St Paul’s School for Girls is for the academically gifted and we should salute the achievements of the Paulinas who gained A* in 94% of their GCSE exams last year. They are performing at the highest levels of academia and surely fulfilling their High Mistresses expectations. But human nature is competitive so it is no good Miss Farr complaining about a Darwinian attitude amongst her pupils’ parents.

It is natural selection that has provided her with prodigiously intelligent pupils and in any case, she isn’t going to change parent behaviour by complaining. She is looking in the wrong direction for the solution.

If Miss Farr wants her parents to celebrate the school community then she must create and value opportunities where the community comes together. We call these communities “teams”. Our school orchestra is a fantastic team and our school plays represent exquisite teamwork. Our Houses are social teams.

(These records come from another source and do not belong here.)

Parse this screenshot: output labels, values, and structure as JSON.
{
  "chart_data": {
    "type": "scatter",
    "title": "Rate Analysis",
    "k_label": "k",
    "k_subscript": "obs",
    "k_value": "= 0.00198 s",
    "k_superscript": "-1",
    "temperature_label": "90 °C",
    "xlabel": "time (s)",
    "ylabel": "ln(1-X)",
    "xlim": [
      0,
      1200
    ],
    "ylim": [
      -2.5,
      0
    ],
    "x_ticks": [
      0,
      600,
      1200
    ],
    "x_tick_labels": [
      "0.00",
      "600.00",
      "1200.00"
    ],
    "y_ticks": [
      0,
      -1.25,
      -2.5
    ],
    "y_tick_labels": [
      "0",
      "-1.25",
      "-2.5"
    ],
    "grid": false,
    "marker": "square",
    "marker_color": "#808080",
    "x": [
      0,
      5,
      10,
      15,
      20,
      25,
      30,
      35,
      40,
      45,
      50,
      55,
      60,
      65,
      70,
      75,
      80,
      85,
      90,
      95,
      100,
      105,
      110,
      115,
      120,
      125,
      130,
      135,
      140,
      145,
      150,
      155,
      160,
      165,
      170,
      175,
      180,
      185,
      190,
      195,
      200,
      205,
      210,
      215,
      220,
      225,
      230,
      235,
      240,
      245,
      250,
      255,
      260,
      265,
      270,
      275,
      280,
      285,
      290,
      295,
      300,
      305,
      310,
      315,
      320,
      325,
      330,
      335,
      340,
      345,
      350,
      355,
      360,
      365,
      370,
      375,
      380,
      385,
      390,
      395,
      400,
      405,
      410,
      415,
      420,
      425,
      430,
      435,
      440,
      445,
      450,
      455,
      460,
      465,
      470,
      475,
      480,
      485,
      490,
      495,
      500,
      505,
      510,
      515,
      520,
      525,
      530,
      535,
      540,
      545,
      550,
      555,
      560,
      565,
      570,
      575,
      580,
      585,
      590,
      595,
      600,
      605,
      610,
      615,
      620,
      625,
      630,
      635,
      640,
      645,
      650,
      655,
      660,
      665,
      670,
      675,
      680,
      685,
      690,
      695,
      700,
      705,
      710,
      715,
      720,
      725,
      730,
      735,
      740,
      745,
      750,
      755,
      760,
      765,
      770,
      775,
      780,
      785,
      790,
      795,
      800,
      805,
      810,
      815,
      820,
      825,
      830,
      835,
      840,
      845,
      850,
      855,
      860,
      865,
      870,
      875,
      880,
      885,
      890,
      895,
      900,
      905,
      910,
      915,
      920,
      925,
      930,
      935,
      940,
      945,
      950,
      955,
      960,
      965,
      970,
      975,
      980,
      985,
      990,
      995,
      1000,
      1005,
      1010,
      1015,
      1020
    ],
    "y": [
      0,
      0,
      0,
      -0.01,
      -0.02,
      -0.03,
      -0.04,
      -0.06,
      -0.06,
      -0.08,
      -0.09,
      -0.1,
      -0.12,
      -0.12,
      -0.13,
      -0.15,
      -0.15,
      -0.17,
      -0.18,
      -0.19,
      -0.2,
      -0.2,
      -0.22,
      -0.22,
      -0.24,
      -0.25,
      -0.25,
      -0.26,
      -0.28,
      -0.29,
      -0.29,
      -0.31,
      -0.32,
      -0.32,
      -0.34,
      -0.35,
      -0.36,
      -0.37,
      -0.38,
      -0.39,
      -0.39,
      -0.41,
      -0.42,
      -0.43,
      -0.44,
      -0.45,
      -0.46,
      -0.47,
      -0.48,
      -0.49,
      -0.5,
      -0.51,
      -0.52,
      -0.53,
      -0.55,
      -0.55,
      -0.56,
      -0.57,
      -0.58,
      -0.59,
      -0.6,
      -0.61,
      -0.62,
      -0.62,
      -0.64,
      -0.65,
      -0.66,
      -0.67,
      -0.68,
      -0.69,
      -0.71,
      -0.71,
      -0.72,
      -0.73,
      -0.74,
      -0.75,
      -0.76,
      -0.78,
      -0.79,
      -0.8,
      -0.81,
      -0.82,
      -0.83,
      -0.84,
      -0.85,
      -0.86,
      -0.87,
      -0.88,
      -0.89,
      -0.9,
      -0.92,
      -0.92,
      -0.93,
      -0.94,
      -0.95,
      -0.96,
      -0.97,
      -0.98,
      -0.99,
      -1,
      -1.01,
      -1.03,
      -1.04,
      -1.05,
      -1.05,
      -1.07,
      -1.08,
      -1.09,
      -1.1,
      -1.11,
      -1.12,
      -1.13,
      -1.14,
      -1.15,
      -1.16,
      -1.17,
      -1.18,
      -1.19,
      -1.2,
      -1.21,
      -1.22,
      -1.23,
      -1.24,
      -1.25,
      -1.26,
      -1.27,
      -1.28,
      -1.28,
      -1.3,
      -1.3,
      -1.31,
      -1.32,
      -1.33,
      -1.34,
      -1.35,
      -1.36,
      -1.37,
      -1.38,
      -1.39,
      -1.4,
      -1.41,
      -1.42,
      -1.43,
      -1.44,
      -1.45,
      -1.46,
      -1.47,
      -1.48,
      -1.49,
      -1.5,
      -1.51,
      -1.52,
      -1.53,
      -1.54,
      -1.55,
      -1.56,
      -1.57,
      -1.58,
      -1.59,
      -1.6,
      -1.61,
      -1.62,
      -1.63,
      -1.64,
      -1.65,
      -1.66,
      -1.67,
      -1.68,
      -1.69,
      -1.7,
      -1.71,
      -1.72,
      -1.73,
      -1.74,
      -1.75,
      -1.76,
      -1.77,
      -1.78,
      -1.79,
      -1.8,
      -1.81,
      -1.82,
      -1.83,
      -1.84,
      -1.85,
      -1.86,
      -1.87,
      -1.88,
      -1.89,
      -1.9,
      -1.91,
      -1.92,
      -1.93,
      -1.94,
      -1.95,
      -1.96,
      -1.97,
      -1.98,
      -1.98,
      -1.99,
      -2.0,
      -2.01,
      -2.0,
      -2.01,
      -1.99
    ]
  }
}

However, as a foil to the competitive instinct, team sports are top of the league. It is stating the obvious to observe that teams succeed and fail, through which experience participants learn to win magnanimously and to lose graciously. They provide a rich sharing of experience which applies to parents just as it does to pupils. By way of example, I recently received an email from a parent of a school against which we had played, he wrote, “It was a pleasure to share the game with such fair-minded, positive and gracious followers as yours.”

If the High Mistress really thinks her pupils are ill-prepared for the world that lies ahead of them, she has an obligation to change the experience they receive, not complain about their parents. There is plenty she can do; cut academic study time to three days per week and require pupils to serve in the community or invest in high quality team sport.

She might lose 2 percentage points on her grades, but what price preparing pupils for their future? And if her Snowplough Parents abandon St Paul’s, I have no doubt there will be a queue of more enlightened families lined up outside the door.

Forgive me, I have always pitied those pupils who attend centres of academic exclusivity and believe they leave only part-educated. Clarissa Farr has cemented my views.